Since the goal is to be as close as possible to the C API, the API is forcing the use of this argument.
The only change compared to the C API is that the size variables (like blockSize for filter) are computed automatically from the other arguments. This choice was made to make it a bit easier the use of numpy array with the API.
print(firf32.numTaps()) filtered_x = signal.lfilter([3,2,1.], 1.0, [1,2,3,4,5,1,2,3,4,5]) print(filtered_x)
Then you can filter a signal.
> print(dsp.arm_fir_f32(firf32,[1,2,3,4,5])) The size of this signal should be blockSize. blockSize was inferred from the size of the state array : numTaps + blockSize - 1 according to CMSIS-DSP. So here the signal must have 5 samples.
So if you want to filter more them you can just call the function again. The state variable inside firf32 will ensure that it works like in the CMSIS-DSP C code.
> print(dsp.arm_fir_f32(firf32,[1,2,3,4,5]))
If you want vot compare with scipy it is easy bu warning : coefficients for the filter are in opposite order:
> filtered_x = signal.lfilter([3,2,1.], 1.0, [1,2,3,4,5,1,2,3,4,5]) > print(filtered_x)
The principles are the same for all other APIs.
For Fourier transforms there are no init functions for the instance variables which must be initialized from a C struct. To make it simpler to use them from Python, the wrapper is introducing its own init functions.
So, for instance:
The signal we want to use for the FFT. > nb = 16 > signal = np.cos(2 * np.pi * np.arange(nb) / nb)
The CMSIS-DSP cfft is requring complex signal with a specific layout in memory. To remain as close as possible to the C API, we are not using complex numbers in the wrapper. So the complex signal must be converted into a real one. The function imToReal1D is defined in testdsp.py
> signalR = imToReal1D(signal)
The we create our FFT instance:
> cfftf32=dsp.arm_cfft_instance_f32()
We initialize the instance with the init function provided by the wrapper:
> status=dsp.arm_cfft_init_f32(cfftf32,nb) > print(status)
We compute the FFT:
> resultR = dsp.arm_cfft_f32(cfftf32,signalR,0,1)
We converte back to a complex format to compare with scipy:
> resultI = realToIm1D(resultR) > print(resultI)
For matrix the instances are masked by the Python API. We decided that for matrix only there was no use for making the CMSIS-DSP instance visibles since they contain the same information as the numpy array (samples, width and dimension).
So to use a CMSIS-DSP matrix function, it is very simple:
> a=np.array([[1.,2,3,4],[5,6,7,8],[9,10,11,12]]) > b=np.array([[1.,2,3],[5.1,6,7],[9.1,10,11],[5,8,4]])
Numpy result as reference: > print(np.dot(a , b))
CMSIS-DSP result: > v=dsp.arm_mat_mult_f32(a,b) > print(v)
In a real C code, a pointer to a data structure for the result v would have to be passed as argument of the function.

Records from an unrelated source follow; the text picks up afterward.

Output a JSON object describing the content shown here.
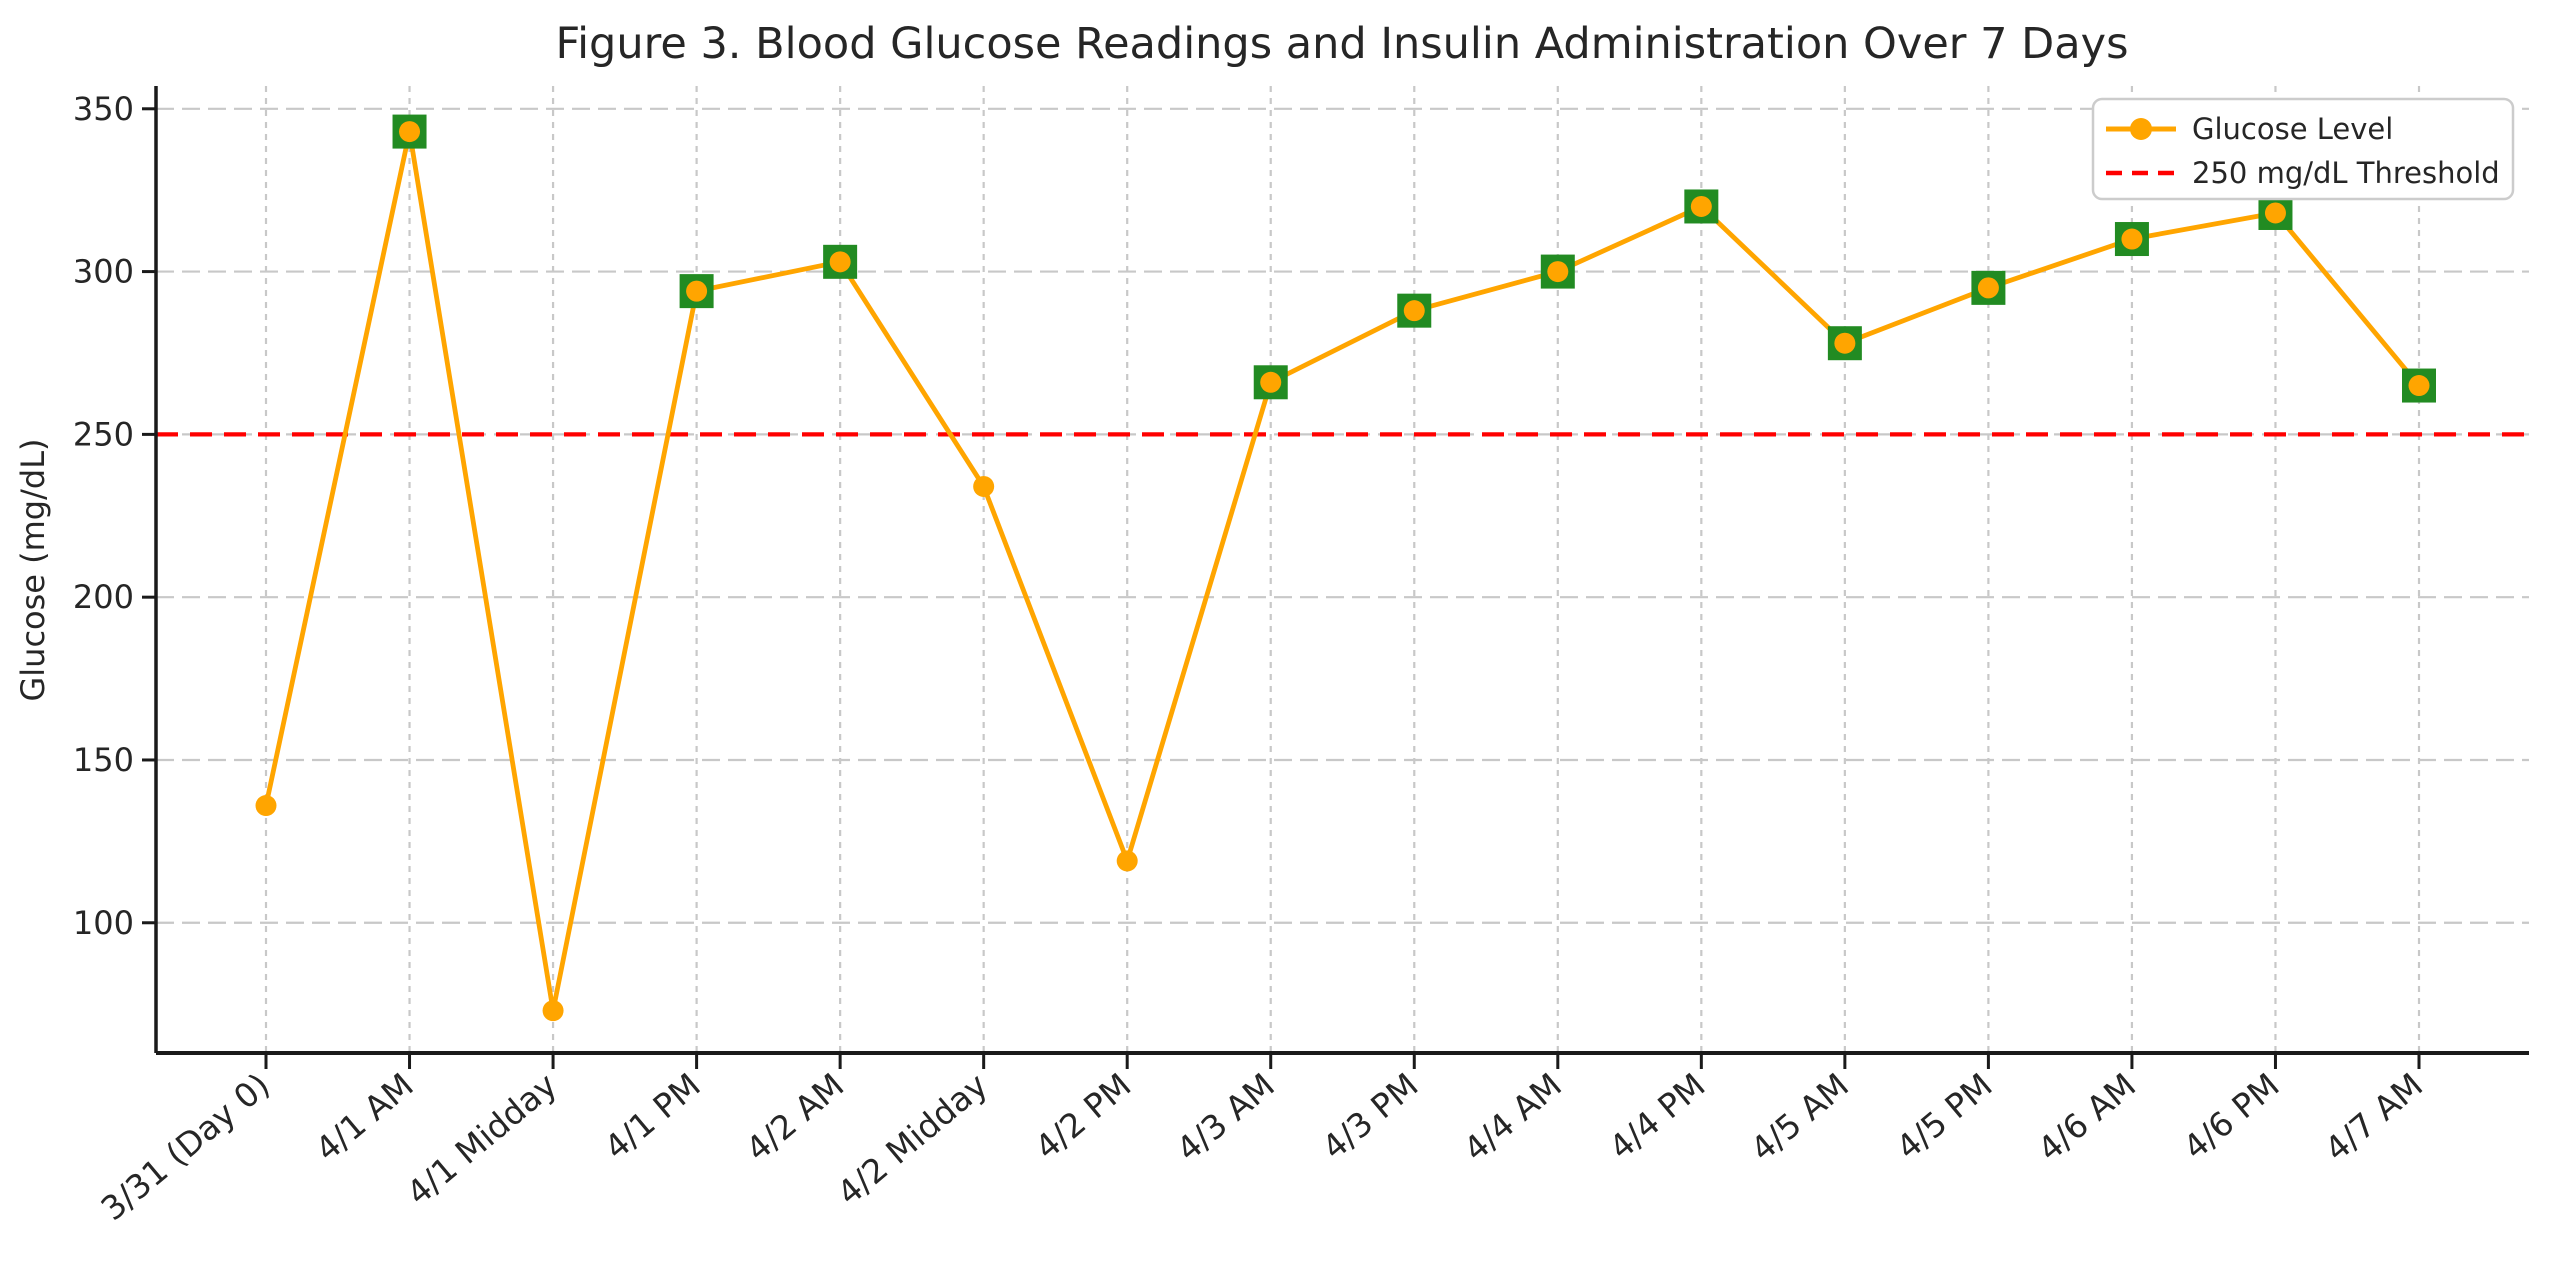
{
  "figure": {
    "title": "Figure 3. Blood Glucose Readings and Insulin Administration Over 7 Days"
  },
  "chart_data": {
    "type": "line",
    "title": "Figure 3. Blood Glucose Readings and Insulin Administration Over 7 Days",
    "xlabel": "",
    "ylabel": "Glucose (mg/dL)",
    "categories": [
      "3/31 (Day 0)",
      "4/1 AM",
      "4/1 Midday",
      "4/1 PM",
      "4/2 AM",
      "4/2 Midday",
      "4/2 PM",
      "4/3 AM",
      "4/3 PM",
      "4/4 AM",
      "4/4 PM",
      "4/5 AM",
      "4/5 PM",
      "4/6 AM",
      "4/6 PM",
      "4/7 AM"
    ],
    "series": [
      {
        "name": "Glucose Level",
        "color": "#FFA500",
        "marker": "circle",
        "values": [
          136,
          343,
          73,
          294,
          303,
          234,
          119,
          266,
          288,
          300,
          320,
          278,
          295,
          310,
          318,
          265
        ]
      }
    ],
    "insulin_markers": {
      "marker": "square",
      "color": "#228B22",
      "indices": [
        1,
        3,
        4,
        7,
        8,
        9,
        10,
        11,
        12,
        13,
        14,
        15
      ]
    },
    "threshold": {
      "value": 250,
      "label": "250 mg/dL Threshold",
      "color": "#FF0000",
      "style": "dashed"
    },
    "yticks": [
      100,
      150,
      200,
      250,
      300,
      350
    ],
    "ylim": [
      60,
      357
    ],
    "grid": true,
    "grid_color": "#C8C8C8",
    "axis_color": "#1A1A1A",
    "legend": {
      "position": "upper right",
      "entries": [
        "Glucose Level",
        "250 mg/dL Threshold"
      ]
    }
  }
}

This example depends on a data file which can be downloaded here:
https://www.physionet.org/pn3/ecgiddb/Person_87/rec_2.dat
Due to the high number of functions in the CMSIS-DSP, the first version of the wrapper was generated automatically from a custom script.

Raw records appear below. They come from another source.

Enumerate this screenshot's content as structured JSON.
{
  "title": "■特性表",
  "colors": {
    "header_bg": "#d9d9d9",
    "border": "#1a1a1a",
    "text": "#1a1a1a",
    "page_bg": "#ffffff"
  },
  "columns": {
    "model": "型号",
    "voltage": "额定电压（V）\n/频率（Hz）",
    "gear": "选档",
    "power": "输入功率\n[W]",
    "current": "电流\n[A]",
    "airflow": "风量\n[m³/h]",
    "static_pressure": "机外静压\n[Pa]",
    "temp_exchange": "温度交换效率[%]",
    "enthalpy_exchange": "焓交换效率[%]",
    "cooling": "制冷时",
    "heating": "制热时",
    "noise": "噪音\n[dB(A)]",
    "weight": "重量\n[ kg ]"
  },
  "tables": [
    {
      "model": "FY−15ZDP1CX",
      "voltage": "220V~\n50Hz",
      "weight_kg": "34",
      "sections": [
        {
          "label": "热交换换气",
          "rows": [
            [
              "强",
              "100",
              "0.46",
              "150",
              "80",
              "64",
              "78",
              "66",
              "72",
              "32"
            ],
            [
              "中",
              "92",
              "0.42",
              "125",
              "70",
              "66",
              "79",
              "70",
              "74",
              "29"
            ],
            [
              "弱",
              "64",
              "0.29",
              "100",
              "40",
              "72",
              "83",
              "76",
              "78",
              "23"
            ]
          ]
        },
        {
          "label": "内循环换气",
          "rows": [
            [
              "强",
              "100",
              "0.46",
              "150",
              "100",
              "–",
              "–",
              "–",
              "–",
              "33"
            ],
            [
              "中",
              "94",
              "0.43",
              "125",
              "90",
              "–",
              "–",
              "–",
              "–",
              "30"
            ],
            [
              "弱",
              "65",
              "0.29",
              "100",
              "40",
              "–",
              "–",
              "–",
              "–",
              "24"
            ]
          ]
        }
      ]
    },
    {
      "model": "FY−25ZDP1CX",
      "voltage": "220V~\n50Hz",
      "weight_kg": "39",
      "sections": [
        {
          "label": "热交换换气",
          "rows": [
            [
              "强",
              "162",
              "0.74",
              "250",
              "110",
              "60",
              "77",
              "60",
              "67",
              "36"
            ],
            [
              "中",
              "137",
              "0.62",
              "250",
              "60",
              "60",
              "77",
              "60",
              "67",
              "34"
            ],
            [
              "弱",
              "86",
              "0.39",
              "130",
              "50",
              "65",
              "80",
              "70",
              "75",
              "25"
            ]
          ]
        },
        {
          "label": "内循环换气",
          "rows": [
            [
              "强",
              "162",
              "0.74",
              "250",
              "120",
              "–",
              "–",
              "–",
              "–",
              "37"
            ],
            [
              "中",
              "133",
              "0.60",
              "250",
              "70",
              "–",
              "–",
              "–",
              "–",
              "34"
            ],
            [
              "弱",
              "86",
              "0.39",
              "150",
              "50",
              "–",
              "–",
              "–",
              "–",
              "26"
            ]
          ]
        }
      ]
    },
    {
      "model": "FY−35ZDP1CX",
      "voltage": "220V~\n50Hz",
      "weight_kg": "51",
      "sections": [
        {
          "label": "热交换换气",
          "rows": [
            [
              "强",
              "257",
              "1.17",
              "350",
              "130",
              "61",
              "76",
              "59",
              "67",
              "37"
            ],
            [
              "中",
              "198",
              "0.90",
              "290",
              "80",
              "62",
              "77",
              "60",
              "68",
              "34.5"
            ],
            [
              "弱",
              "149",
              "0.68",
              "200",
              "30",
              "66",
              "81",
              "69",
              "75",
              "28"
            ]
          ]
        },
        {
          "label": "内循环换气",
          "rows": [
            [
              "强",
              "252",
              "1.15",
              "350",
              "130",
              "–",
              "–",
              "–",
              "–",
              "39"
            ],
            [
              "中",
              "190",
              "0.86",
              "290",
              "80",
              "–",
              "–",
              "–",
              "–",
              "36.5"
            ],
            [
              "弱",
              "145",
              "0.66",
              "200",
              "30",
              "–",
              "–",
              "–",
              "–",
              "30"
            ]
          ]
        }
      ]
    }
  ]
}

Only a subset of the functions has been tested.
It is likely that some problems are present. The API is quite regular in CMSIS-DSP but there are a few exceptions and the generation script is probably not managing all of them.
So, API may crash due to unallocated variable or wrong data conversion.
The generated C code is a first version for bootstrapping the process. Now that this C file exists, the improvement will be done on it rather than on the generation script.